All the rest is only for show. Intoned like a litany at every international
summit, the declarations of heads of state and government come to nought
because no-one is willing to raise the key issues. The results of the battle
against money laundering, corruption, fraud and international trafficking are
derisory. They represent only a tiny fraction of a lawlessness that is
exploding everywhere. International crime amounts to hundreds of billions of
dollars every year, all of it quietly recycled in the formal economic and
financial systems without anyone really worrying about it.

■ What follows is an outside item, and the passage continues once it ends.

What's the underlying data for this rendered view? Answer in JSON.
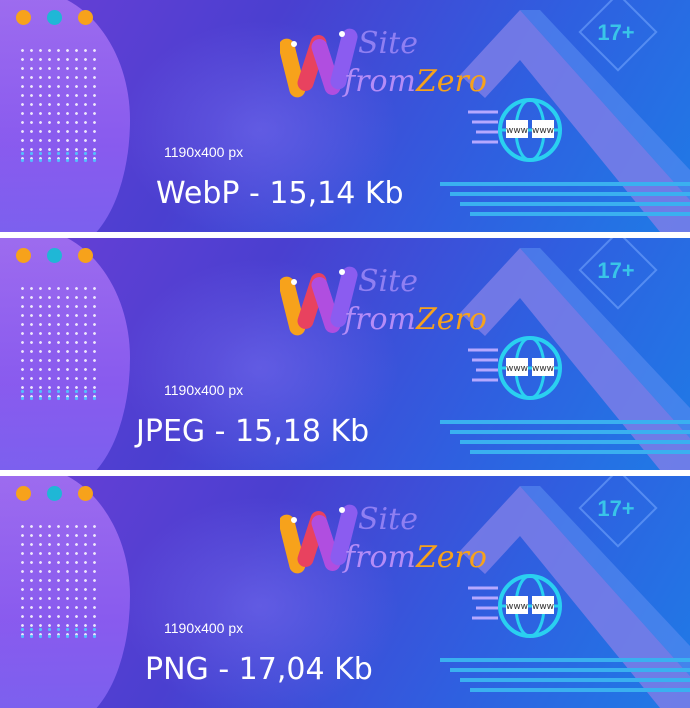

Governments and police obviously state the contrary, hailing as so many
victories the adoption of a few documents like the recent Organisation for
Economic Cooperation and Development (OECD) convention on combating bribery
of foreign public officials, or the acceptance by a growing number of
countries of the 40 recommendations of the Task Force for International
Financial Action (FATF). But such imperceptible progress is up against the
brick wall of an iron logic: there is no point in banning what we lack the
means to prevent, unless we only want to give the impression of acting while
doing nothing.

The measures absent-mindedly taken against practices encouraged elsewhere
result at best in the sentencing of a few random scapegoats who, while
doubtless fully deserving their fate, are merely alibis for all the rest, who
will never be troubled.

This does not mean that we should stop pursuing criminals, but it does mean
that we are not doing so today because we lack the necessary resources. What
we must do is to draw the conclusions from globalisation and recognise that
the international community is entitled to impose the minimum standards of
the rule of law on the gangster states and their private and public
accomplices. But then we would have to go without the enormous profits from
the shameless exploitation of the law market.